In the three years since Reg BI went into force, the SEC has brought only one substantive enforcement case citing violations of the rule. Some critics said that action could have been brought just as readily under the suitability rule and that it hasn’t provided any insight into how Reg BI is changing advice standards.
Rostad said the SEC has missed chances — through enforcement and its guidance documents — to demonstrate how Reg BI requires more than disclosure of conflicts of interest.
“I think that’s a fantastic goal,” Rostad said. “When I see examples that [Gensler] is doing that, I’ll be the first to applaud the chair.”
While the SEC is working to put teeth into Reg BI, work continues elsewhere on investment-advice policy. The Department of Labor is expected soon to promulgate another iteration of its advice standard for retirement accounts. Observers anticipate the DOL’s proposal will expand the definition of who is a fiduciary when working with retirement savers.

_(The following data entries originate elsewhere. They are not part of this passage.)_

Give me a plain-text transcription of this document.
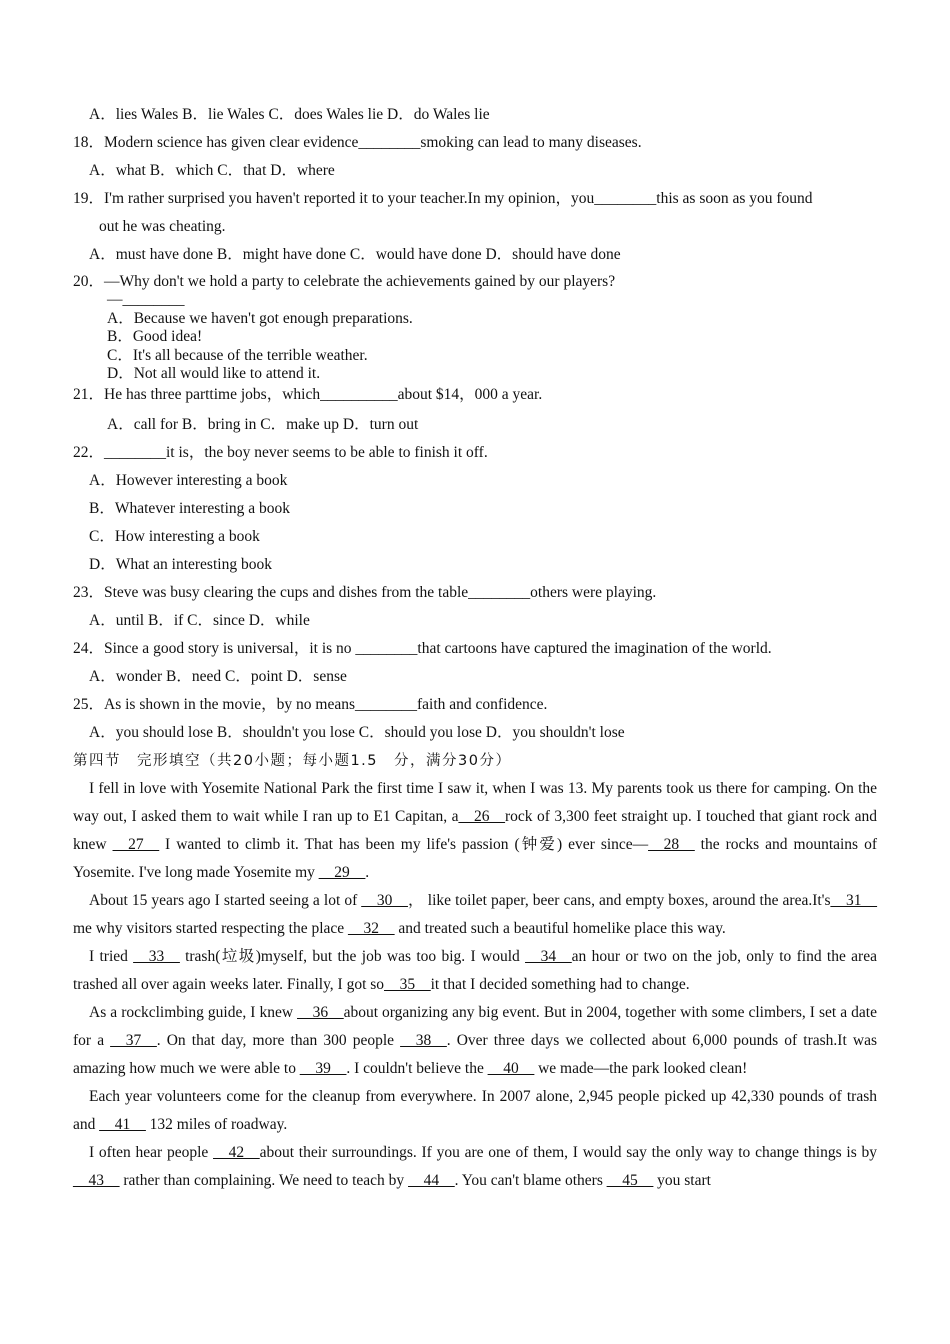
A．lies Wales B．lie Wales C．does Wales lie D．do Wales lie
18．Modern science has given clear evidence________smoking can lead to many diseases.
A．what B．which C．that D．where
19．I'm rather surprised you haven't reported it to your teacher.In my opinion，you________this as soon as you found
out he was cheating.
A．must have done B．might have done C．would have done D．should have done
20．—Why don't we hold a party to celebrate the achievements gained by our players?
—________
A．Because we haven't got enough preparations.
B．Good idea!
C．It's all because of the terrible weather.
D．Not all would like to attend it.
21．He has three parttime jobs，which__________about $14，000 a year.
A．call for B．bring in C．make up D．turn out
22．________it is，the boy never seems to be able to finish it off.
A．However interesting a book
B．Whatever interesting a book
C．How interesting a book
D．What an interesting book
23．Steve was busy clearing the cups and dishes from the table________others were playing.
A．until B．if C．since D．while
24．Since a good story is universal，it is no ________that cartoons have captured the imagination of the world.
A．wonder B．need C．point D．sense
25．As is shown in the movie，by no means________faith and confidence.
A．you should lose B．shouldn't you lose C．should you lose D．you shouldn't lose
第四节　完形填空（共20小题；每小题1.5　分，满分30分）
I fell in love with Yosemite National Park the first time I saw it, when I was 13. My parents took us there for camping. On the way out, I asked them to wait while I ran up to E1 Capitan, a__26__rock of 3,300 feet straight up. I touched that giant rock and knew __27__ I wanted to climb it. That has been my life's passion (钟爱) ever since—__28__ the rocks and mountains of Yosemite. I've long made Yosemite my __29__.
About 15 years ago I started seeing a lot of __30__， like toilet paper, beer cans, and empty boxes, around the area.It's__31__ me why visitors started respecting the place __32__ and treated such a beautiful homelike place this way.
I tried __33__ trash(垃圾)myself, but the job was too big. I would __34__an hour or two on the job, only to find the area trashed all over again weeks later. Finally, I got so__35__it that I decided something had to change.
As a rockclimbing guide, I knew __36__about organizing any big event. But in 2004, together with some climbers, I set a date for a __37__. On that day, more than 300 people __38__. Over three days we collected about 6,000 pounds of trash.It was amazing how much we were able to __39__. I couldn't believe the __40__ we made—the park looked clean!
Each year volunteers come for the cleanup from everywhere. In 2007 alone, 2,945 people picked up 42,330 pounds of trash and __41__ 132 miles of roadway.
I often hear people __42__about their surroundings. If you are one of them, I would say the only way to change things is by __43__ rather than complaining. We need to teach by __44__. You can't blame others __45__ you start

Meanwhile, many states have approved an annuity suitability rule developed by the National Association of Insurance Commissioners. That measure is meant to ensure that insurance professionals are acting in their clients’ best interests when recommending annuities, a product that can be complex and costly.
The advent of Reg BI and the adoption of the annuity suitability rule by about two-thirds of the states create a regulatory environment for advice standards that’s very different from what it was in 2016, when the DOL promulgated its original fiduciary rule, said Brad Campbell, a partner Faegre Drinker Biddle & Reath.
With the SEC and NAIC measures that focus on serving the best interests of clients, Campbell wonders what the DOL would accomplish by proposing another rewrite of fiduciary regulation.
“This is a rule that’s in response to something that’s not an issue,” said Campbell, an assistant secretary of labor in the George W. Bush administration. Revisiting the fiduciary rule “strikes me as something that should be very low on their priority list.”
McBride wants DOL to move forward with the next iteration of its fiduciary rule.
“They know what they need to do for better outcomes for [retirement] plan participants,” McBride said. “People need to retire. The DOL understands what’s at stake here.”
The stakes are also high for brokers and investment advisors as they work to comply with advice standards that remain a work in progress.
The most recent SEC staff bulletin on Reg BI suggests that some firms are falling short in showing that their recommendations are in their customers’ and clients’ best interests, Nasseri said.
Even though the guidance doesn’t create new obligations under Reg BI, firms should follow it to ensure compliance and keep the SEC from their doors when it ramps up enforcement of the rule.
“Do you speed until the cop pulls you over?” Nasseri said. “Or, for everyone’s best interests, do you slow down?”
Regardless of how fast financial firms are complying with evolving advice standards, it looks as if regulators are trying to make sure they end up in the same place.